[Image courtesy of funandfunction]
Ethan Roeder, data director for Obama for America, has a terrific op-ed in the New York Times entitled "I'm Not Big Brother" responding to various misconceptions about the role of big data in campaigns.
There's lots of good stuff in there - he had me at "malarkey" - but I want to focus on two grafs about midway through that neatly describe what "big data" is all about:
There are two categories of online data: information users provide explicitly, and stuff they communicate implicitly through their behavior. The explicit data includes e-mails and comments that users share directly. The implicit data comes from "click tracking," which tells a campaign what buttons are getting pressed and how often. Combined, these two categories of data allow a campaign to put together an online experience that will resonate with as many people as possible, but also to customize the experience so that you are more likely to encounter content that's relevant to you.

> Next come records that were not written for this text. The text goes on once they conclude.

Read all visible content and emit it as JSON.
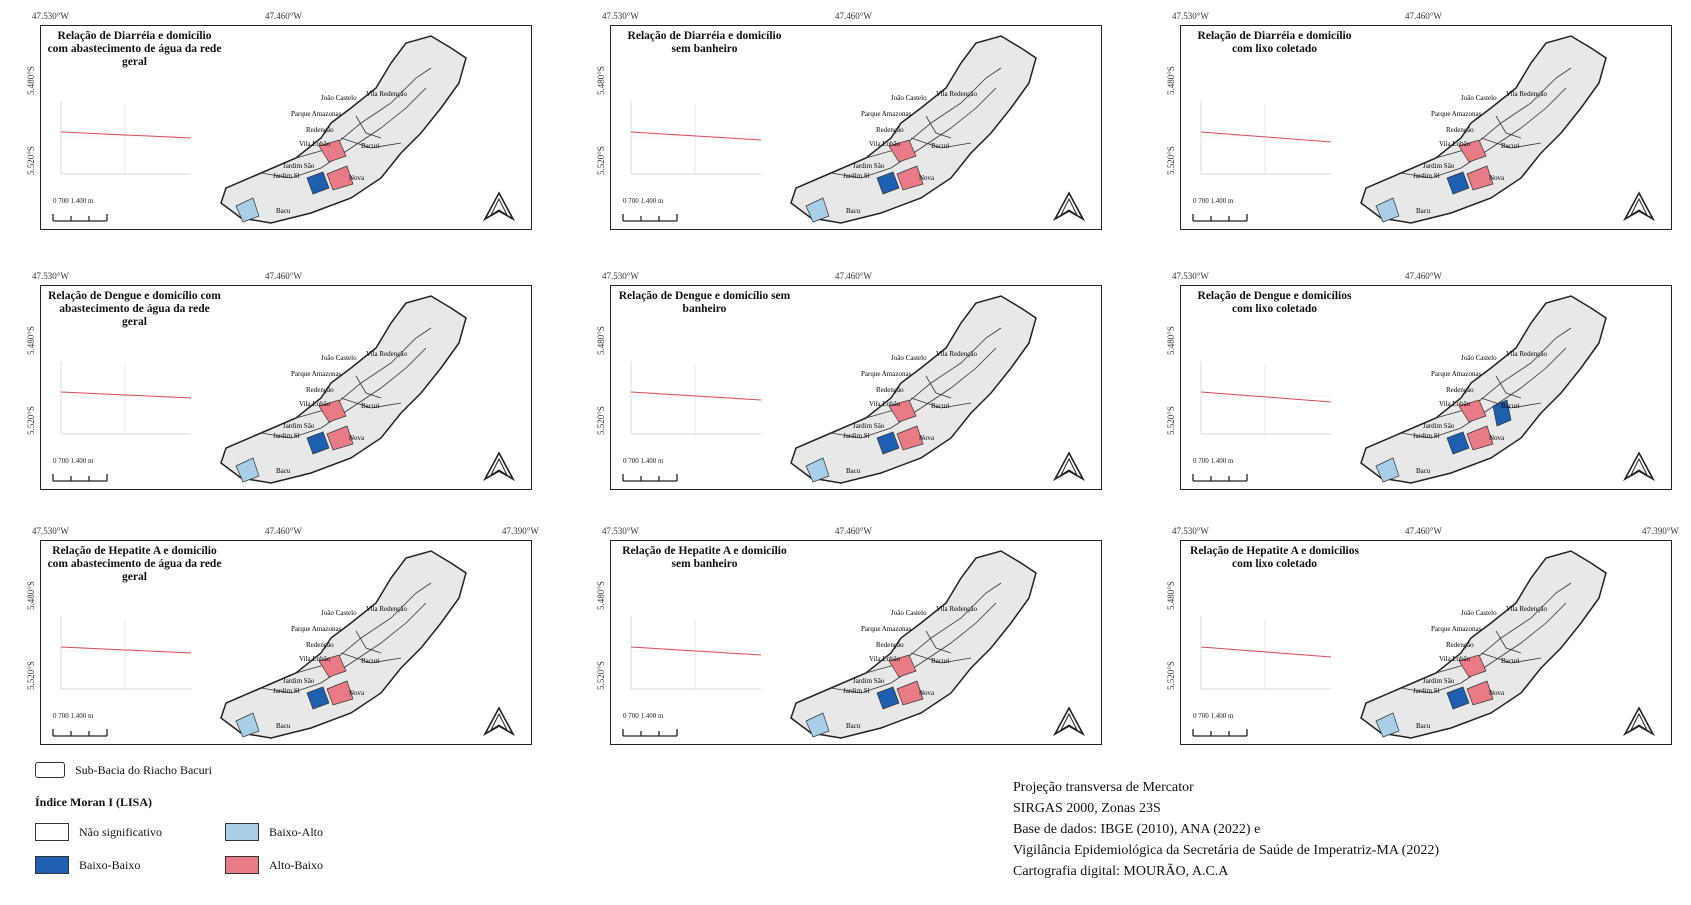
{
  "colors": {
    "not_significant": "#ffffff",
    "low_low": "#1f5fb0",
    "low_high": "#a9cfe8",
    "high_low": "#e87b86",
    "basin": "#e8e8e8",
    "outline": "#222222",
    "regression": "#d9495a"
  },
  "coords": {
    "lon_left": "47.530°W",
    "lon_mid": "47.460°W",
    "lon_right": "47.390°W",
    "lat_top": "5.480°S",
    "lat_bottom": "5.520°S"
  },
  "neighborhoods": [
    "João Castelo",
    "Vila Redenção",
    "Parque Amazonas",
    "Redenção",
    "Vila Lobão",
    "Bacuri",
    "Jardim São",
    "Jardim Sl",
    "Nova",
    "Bacu"
  ],
  "panels": [
    {
      "title": "Relação de Diarréia e domicílio com abastecimento de água da rede geral",
      "scale": "700 1.400 m"
    },
    {
      "title": "Relação de Diarréia e domicílio sem banheiro",
      "scale": "700 1.400 m"
    },
    {
      "title": "Relação de Diarréia e domicílio com lixo coletado",
      "scale": "700 1.400 m"
    },
    {
      "title": "Relação de Dengue e domicílio com abastecimento de água da rede geral",
      "scale": "700 1.400 m"
    },
    {
      "title": "Relação de Dengue e domicílio sem banheiro",
      "scale": "700 1.400 m"
    },
    {
      "title": "Relação de Dengue e domicílios com lixo coletado",
      "scale": "700 1.400 m"
    },
    {
      "title": "Relação de Hepatite A e domicílio com abastecimento de água da rede geral",
      "scale": "700 1.400 m"
    },
    {
      "title": "Relação de Hepatite A e domicílio sem banheiro",
      "scale": "700 1.400 m"
    },
    {
      "title": "Relação de Hepatite A e domicílios com lixo coletado",
      "scale": "700 1.400 m"
    }
  ],
  "legend": {
    "basin_label": "Sub-Bacia do Riacho Bacuri",
    "title": "Índice Moran I (LISA)",
    "not_significant": "Não significativo",
    "low_high": "Baixo-Alto",
    "low_low": "Baixo-Baixo",
    "high_low": "Alto-Baixo"
  },
  "credits": {
    "line1": "Projeção transversa de Mercator",
    "line2": "SIRGAS 2000, Zonas 23S",
    "line3": "Base de dados: IBGE (2010), ANA (2022) e",
    "line4": "Vigilância Epidemiológica da Secretária de Saúde de Imperatriz-MA (2022)",
    "line5": "Cartografia digital: MOURÃO, A.C.A"
  }
}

At times it might seem like sorcery to the recipient of a targeted e-mail, but it's just a product of two simple factors: remembering who you are and remembering what you like.

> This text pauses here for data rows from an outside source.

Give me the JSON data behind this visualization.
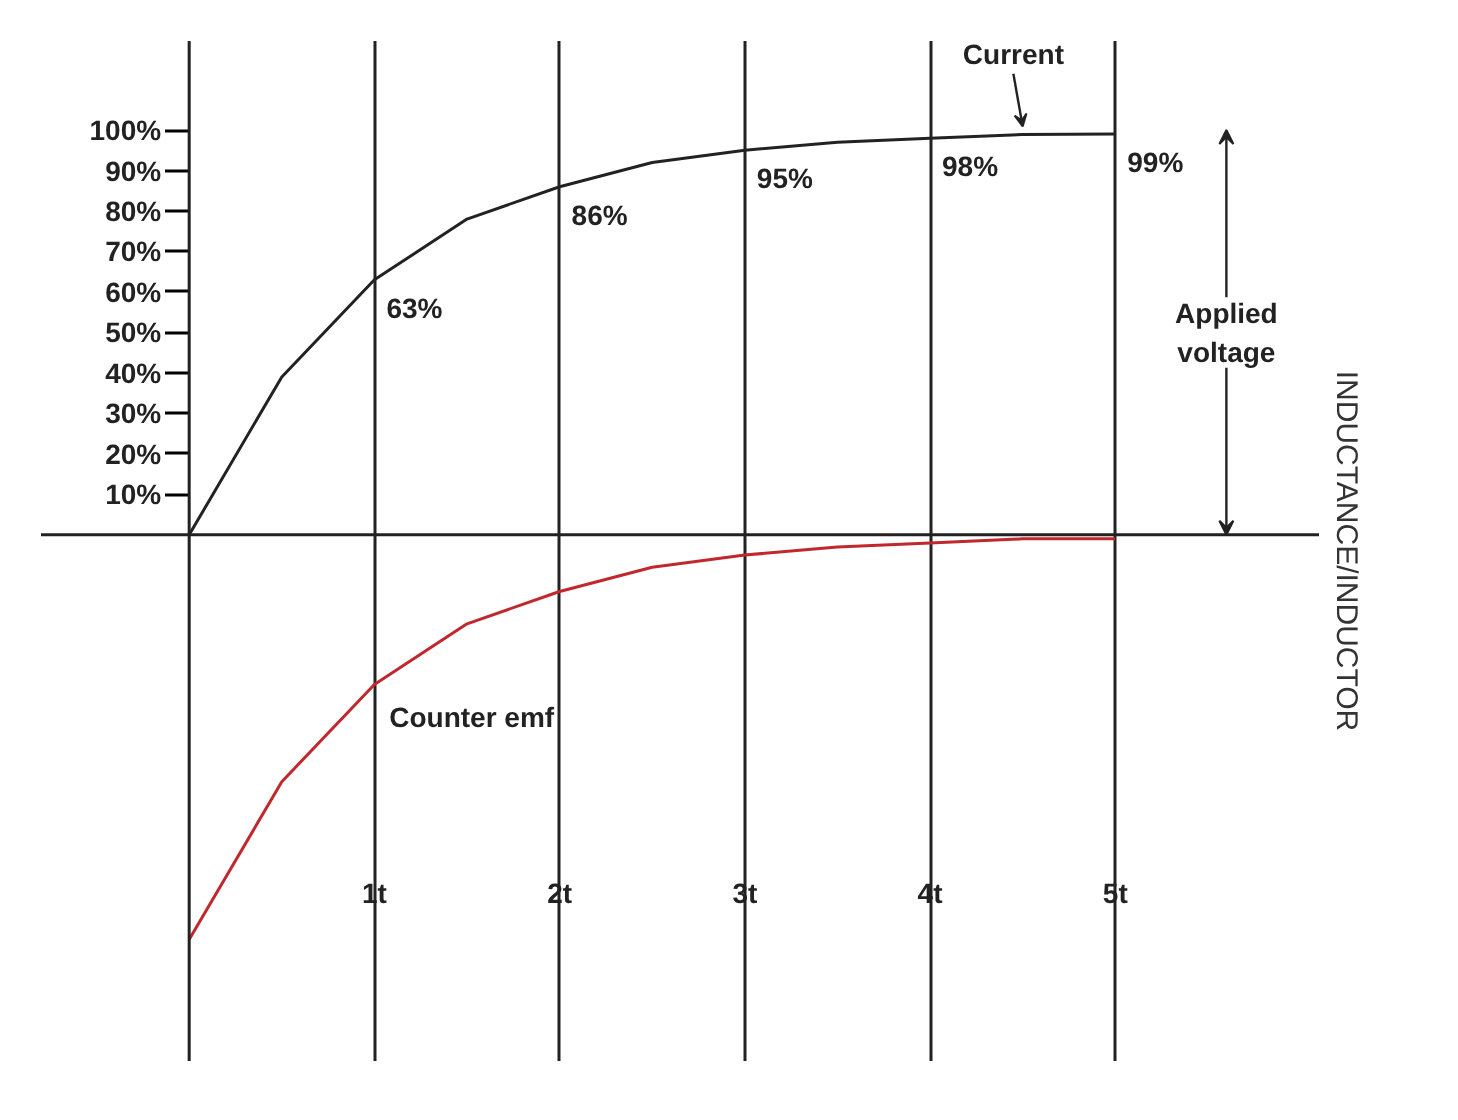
{
  "chart_data": {
    "type": "line",
    "series": [
      {
        "name": "Current",
        "color": "#222222",
        "x": [
          0,
          0.5,
          1,
          1.5,
          2,
          2.5,
          3,
          3.5,
          4,
          4.5,
          5
        ],
        "values": [
          0,
          39,
          63,
          78,
          86,
          92,
          95,
          97,
          98,
          98.9,
          99
        ],
        "value_labels": [
          null,
          null,
          "63%",
          null,
          "86%",
          null,
          "95%",
          null,
          "98%",
          null,
          "99%"
        ]
      },
      {
        "name": "Counter emf",
        "color": "#c0282d",
        "x": [
          0,
          0.5,
          1,
          1.5,
          2,
          2.5,
          3,
          3.5,
          4,
          4.5,
          5
        ],
        "values": [
          -100,
          -61,
          -37,
          -22,
          -14,
          -8,
          -5,
          -3,
          -2,
          -1,
          -1
        ]
      }
    ],
    "xlim": [
      -0.8,
      6.1
    ],
    "ylim": [
      -130,
      122
    ],
    "xticks": [
      {
        "value": 1,
        "label": "1t"
      },
      {
        "value": 2,
        "label": "2t"
      },
      {
        "value": 3,
        "label": "3t"
      },
      {
        "value": 4,
        "label": "4t"
      },
      {
        "value": 5,
        "label": "5t"
      }
    ],
    "yticks": [
      {
        "value": 10,
        "label": "10%"
      },
      {
        "value": 20,
        "label": "20%"
      },
      {
        "value": 30,
        "label": "30%"
      },
      {
        "value": 40,
        "label": "40%"
      },
      {
        "value": 50,
        "label": "50%"
      },
      {
        "value": 60,
        "label": "60%"
      },
      {
        "value": 70,
        "label": "70%"
      },
      {
        "value": 80,
        "label": "80%"
      },
      {
        "value": 90,
        "label": "90%"
      },
      {
        "value": 100,
        "label": "100%"
      }
    ],
    "grid": "x",
    "marker": "none",
    "line_style": "solid",
    "annotations": [
      "Applied voltage",
      "INDUCTANCE/INDUCTOR"
    ]
  }
}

Roeder then goes on to talk about how this data is married to the age-old science of modeling to give campaigns an educated guess about who will turn out to vote:
Cheaper and more plentiful computing power allows campaigns to process far more information than ever before to look for patterns, trends and correlations ... campaigns use statistical techniques to apply these assumptions to individual records in the voter file rather than stopping short and simply assuming that entire sections of the electorate will behave identically.

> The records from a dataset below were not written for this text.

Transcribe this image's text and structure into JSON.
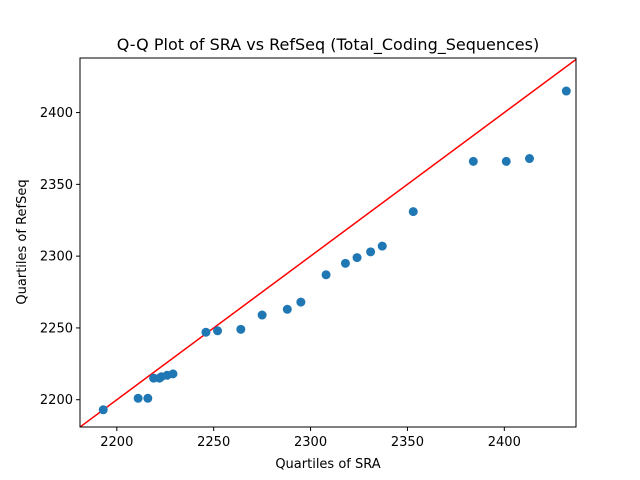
{
  "chart_data": {
    "type": "scatter",
    "title": "Q-Q Plot of SRA vs RefSeq (Total_Coding_Sequences)",
    "xlabel": "Quartiles of SRA",
    "ylabel": "Quartiles of RefSeq",
    "xlim": [
      2181,
      2437
    ],
    "ylim": [
      2181,
      2438
    ],
    "xticks": [
      2200,
      2250,
      2300,
      2350,
      2400
    ],
    "yticks": [
      2200,
      2250,
      2300,
      2350,
      2400
    ],
    "grid": false,
    "points_color": "#1f77b4",
    "reference_line": {
      "color": "#ff0000",
      "slope": 1,
      "intercept": 0
    },
    "x": [
      2193,
      2211,
      2216,
      2219,
      2222,
      2223,
      2226,
      2229,
      2246,
      2252,
      2264,
      2275,
      2288,
      2295,
      2308,
      2318,
      2324,
      2331,
      2337,
      2353,
      2384,
      2401,
      2413,
      2432
    ],
    "y": [
      2193,
      2201,
      2201,
      2215,
      2215,
      2216,
      2217,
      2218,
      2247,
      2248,
      2249,
      2259,
      2263,
      2268,
      2287,
      2295,
      2299,
      2303,
      2307,
      2331,
      2366,
      2366,
      2368,
      2415
    ]
  }
}
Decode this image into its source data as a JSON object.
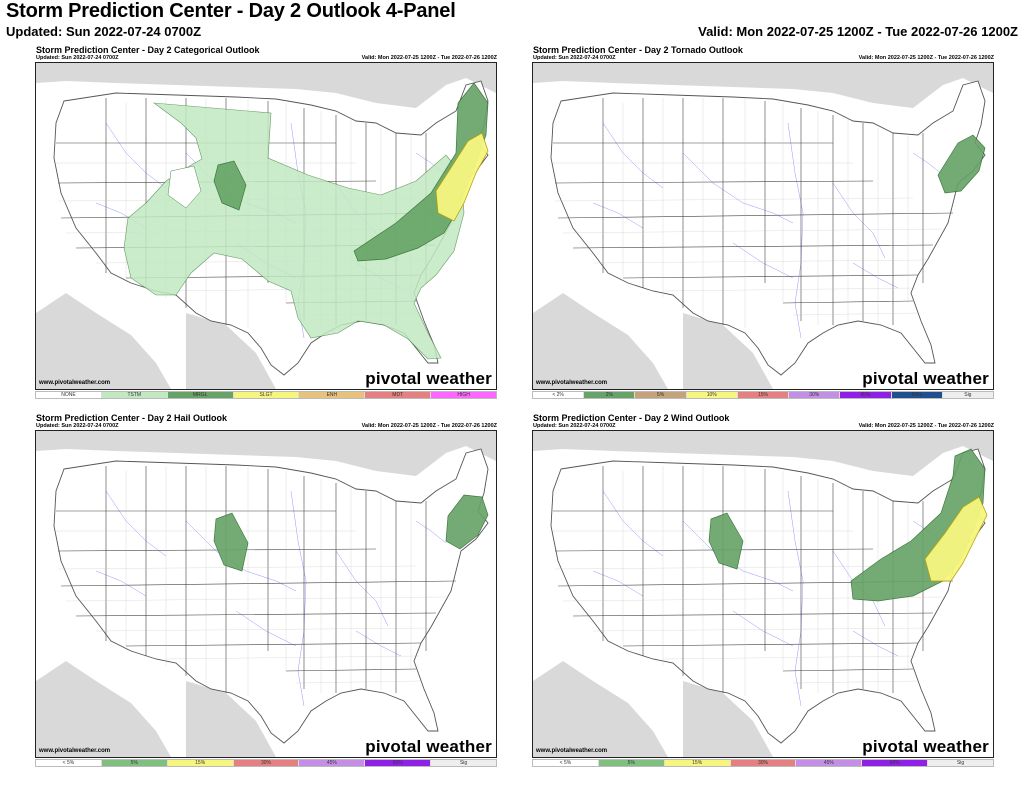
{
  "header": {
    "title": "Storm Prediction Center - Day 2 Outlook 4-Panel",
    "updated": "Updated: Sun 2022-07-24 0700Z",
    "valid": "Valid: Mon 2022-07-25 1200Z - Tue 2022-07-26 1200Z"
  },
  "panels": [
    {
      "title": "Storm Prediction Center - Day 2 Categorical Outlook",
      "updated": "Updated: Sun 2022-07-24 0700Z",
      "valid": "Valid: Mon 2022-07-25 1200Z - Tue 2022-07-26 1200Z",
      "credit": "www.pivotalweather.com",
      "logo": "pivotal weather",
      "legend": [
        {
          "label": "NONE",
          "color": "#ffffff"
        },
        {
          "label": "TSTM",
          "color": "#c1e9c1"
        },
        {
          "label": "MRGL",
          "color": "#66a366"
        },
        {
          "label": "SLGT",
          "color": "#f6f67f"
        },
        {
          "label": "ENH",
          "color": "#e6c27a"
        },
        {
          "label": "MDT",
          "color": "#e67f7f"
        },
        {
          "label": "HIGH",
          "color": "#ff66ff"
        }
      ]
    },
    {
      "title": "Storm Prediction Center - Day 2 Tornado Outlook",
      "updated": "Updated: Sun 2022-07-24 0700Z",
      "valid": "Valid: Mon 2022-07-25 1200Z - Tue 2022-07-26 1200Z",
      "credit": "www.pivotalweather.com",
      "logo": "pivotal weather",
      "legend": [
        {
          "label": "< 2%",
          "color": "#ffffff"
        },
        {
          "label": "2%",
          "color": "#66a366"
        },
        {
          "label": "5%",
          "color": "#c4a27a"
        },
        {
          "label": "10%",
          "color": "#f6f67f"
        },
        {
          "label": "15%",
          "color": "#e67f7f"
        },
        {
          "label": "30%",
          "color": "#c58ee6"
        },
        {
          "label": "45%",
          "color": "#8f20e6"
        },
        {
          "label": "60%",
          "color": "#1f4f8f"
        },
        {
          "label": "Sig",
          "color": "#eeeeee"
        }
      ]
    },
    {
      "title": "Storm Prediction Center - Day 2 Hail Outlook",
      "updated": "Updated: Sun 2022-07-24 0700Z",
      "valid": "Valid: Mon 2022-07-25 1200Z - Tue 2022-07-26 1200Z",
      "credit": "www.pivotalweather.com",
      "logo": "pivotal weather",
      "legend": [
        {
          "label": "< 5%",
          "color": "#ffffff"
        },
        {
          "label": "5%",
          "color": "#7fbf7f"
        },
        {
          "label": "15%",
          "color": "#f6f67f"
        },
        {
          "label": "30%",
          "color": "#e67f7f"
        },
        {
          "label": "45%",
          "color": "#c58ee6"
        },
        {
          "label": "60%",
          "color": "#8f20e6"
        },
        {
          "label": "Sig",
          "color": "#eeeeee"
        }
      ]
    },
    {
      "title": "Storm Prediction Center - Day 2 Wind Outlook",
      "updated": "Updated: Sun 2022-07-24 0700Z",
      "valid": "Valid: Mon 2022-07-25 1200Z - Tue 2022-07-26 1200Z",
      "credit": "www.pivotalweather.com",
      "logo": "pivotal weather",
      "legend": [
        {
          "label": "< 5%",
          "color": "#ffffff"
        },
        {
          "label": "5%",
          "color": "#7fbf7f"
        },
        {
          "label": "15%",
          "color": "#f6f67f"
        },
        {
          "label": "30%",
          "color": "#e67f7f"
        },
        {
          "label": "45%",
          "color": "#c58ee6"
        },
        {
          "label": "60%",
          "color": "#8f20e6"
        },
        {
          "label": "Sig",
          "color": "#eeeeee"
        }
      ]
    }
  ],
  "colors": {
    "land_outside": "#d9d9d9",
    "state_lines": "#444444",
    "rivers": "#7a7aff",
    "tstm": "#c1e9c1",
    "mrgl": "#66a366",
    "slgt": "#f6f67f"
  }
}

Obviously, this kind of information - properly used - is a powerful tool. I wonder if election officials shouldn't be doing some of this as well; not to predict for whom a voter will cast a ballot but in what form and when. As more and more jurisdictions move to multi-modal election systems with a blend of in-person and mail voting, both on and before Election Day, having some intelligence about the demand by voters for election services will be invaluable in the effort to allocate ballots, machines and materials in a way that serves the greatest number of voters in the most cost-effective manner.
Ethan's right that campaigns don't have a "giant blue computer sitting on the 101st floor of a sleek skyscraper, surrounded by bubbling tubes of illuminated liquid, spitting out the manifest destiny of America's voters" (the above image will have to do) - but they do have access to data and analysis that could (and should) be invaluable to the next generation of election officials.